Friday, February 3, 2017

The Philadelphia Museum of Art: A Review

Too much art for just one visit!

The Philadelphia Museum of Art is probably is the only museum in the world that is more famous for its steps than for any of the magnificent pieces inside. These are the steps that Sylvester Stallone made famous in the Rocky movies. On any day of the year, you can watch tourists from all over the world race up the steps and dance about in homage to Rocky Balboa.

But if you actually go inside the building, you will have your breath taken away just as much as a foolish sprint up the steps.

More Than One Day's Worth

This writer's favorite painting in the world happens to reside in the Philadelphia Museum of Art. I would have missed it if I hadn't been lucky enough to have been born in raised in the greater Philadelphia area. The museum is incredibly vast. You cannot expect to "do" the Museum in just one day. That would not only do the works of art an injustice, but you will get a bad headache from the sensory overload and the stress of trying to see it all.

The best way to explore the museum is to have a map of it and then focusing on the art styles that most excite you. If you are going to the museum and don't live in the greater Philly area, then chances are you are coming for one of the magnificent exhibitions which often take place. The Philadelphia Museum of art is often the only East Coast choice for many priceless tours. If you are coming for a special exhibition, just go to the exhibition and don't worry about seeing anything else.

Famous Paintings

Although the Philadelphia Museum of Art is home to some of the world's most famous paintings, my favorite was painted by local boy Thomas Eakins.
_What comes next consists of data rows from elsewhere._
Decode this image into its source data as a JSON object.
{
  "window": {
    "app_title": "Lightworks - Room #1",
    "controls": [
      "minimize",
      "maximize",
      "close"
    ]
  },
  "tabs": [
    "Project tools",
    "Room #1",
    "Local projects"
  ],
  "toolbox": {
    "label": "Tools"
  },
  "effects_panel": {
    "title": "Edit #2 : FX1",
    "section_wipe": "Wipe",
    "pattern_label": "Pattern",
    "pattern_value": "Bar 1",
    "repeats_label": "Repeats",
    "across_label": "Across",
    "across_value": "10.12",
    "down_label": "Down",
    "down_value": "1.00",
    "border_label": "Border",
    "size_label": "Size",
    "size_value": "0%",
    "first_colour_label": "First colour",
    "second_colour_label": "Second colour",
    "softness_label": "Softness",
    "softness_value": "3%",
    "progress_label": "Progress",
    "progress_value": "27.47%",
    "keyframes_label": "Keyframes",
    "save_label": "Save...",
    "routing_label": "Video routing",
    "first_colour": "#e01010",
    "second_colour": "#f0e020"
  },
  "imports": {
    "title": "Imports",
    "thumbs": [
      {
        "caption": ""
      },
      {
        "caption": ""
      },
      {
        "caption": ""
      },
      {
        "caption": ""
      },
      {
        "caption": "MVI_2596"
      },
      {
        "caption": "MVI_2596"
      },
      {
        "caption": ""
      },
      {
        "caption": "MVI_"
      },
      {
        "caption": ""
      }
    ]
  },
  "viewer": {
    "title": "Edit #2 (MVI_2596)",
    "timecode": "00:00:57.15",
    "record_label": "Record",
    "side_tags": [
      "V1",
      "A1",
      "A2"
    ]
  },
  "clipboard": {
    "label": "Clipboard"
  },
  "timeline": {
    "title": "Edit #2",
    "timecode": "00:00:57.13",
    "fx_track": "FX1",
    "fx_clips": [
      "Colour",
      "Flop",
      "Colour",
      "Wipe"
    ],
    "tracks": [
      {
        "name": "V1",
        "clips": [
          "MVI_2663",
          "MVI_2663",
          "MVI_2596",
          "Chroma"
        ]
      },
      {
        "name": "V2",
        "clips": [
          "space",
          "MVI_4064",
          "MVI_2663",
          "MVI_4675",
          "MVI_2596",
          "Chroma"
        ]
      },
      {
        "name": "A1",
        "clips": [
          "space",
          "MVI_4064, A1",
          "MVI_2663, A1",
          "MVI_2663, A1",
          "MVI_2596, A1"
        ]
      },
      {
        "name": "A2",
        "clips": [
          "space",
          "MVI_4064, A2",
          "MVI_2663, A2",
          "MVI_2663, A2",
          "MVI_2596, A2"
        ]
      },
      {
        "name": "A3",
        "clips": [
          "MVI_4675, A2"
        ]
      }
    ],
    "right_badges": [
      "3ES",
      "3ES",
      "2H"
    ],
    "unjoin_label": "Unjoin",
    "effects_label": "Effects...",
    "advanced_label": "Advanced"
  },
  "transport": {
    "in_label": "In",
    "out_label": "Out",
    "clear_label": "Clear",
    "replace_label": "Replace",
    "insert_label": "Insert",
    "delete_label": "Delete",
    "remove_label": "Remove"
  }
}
Even though I had been to the museum many times as a child, I somehow missed this massive painting, which is so realistic, it's almost a photograph. It's called Fairman Rogers Four In Hand (A May Morning in the Park).

Other famous paintings with a permanent home in Philadelphia are Eakins' more famous painting, "The Gross Clinic"; "Interior" by Edgar Degas (also known as "The Rape"); Duchamp's "Nude Descending a Staircase"; Monet's "Japanese Footbridge and Lily Pool"; Cezanne's "The Large Brothers"; Picasso's "Three Musicians" and the most famous version of Vincent Van Gogh's "Sunflowers" (my favorite Van Gogh.) The Impressionist Gallery alone is worth the admission price (which is about $20 but does not include admission to special exhibitions.)


When you get overwhelmed by a painting and turn to walk away, you almost feel as if you have been shoved into a pool of icy water, because the real world comes at you like a shock.  This is if you’re lucky enough to get an unobstructed view.  The Philadelphia Museum of Art often draws huge crowds and throngs of schoolchildren – even on weekdays.  Get used to dodging wheelchairs and weaving around toes.

Eventually, all of the art becomes a blur.  At this point, head for the snack bar and try to get back to earth.  It can be quite difficult to get out of the parking lot and then deal with Philly traffic, so you need to be able to concentrate.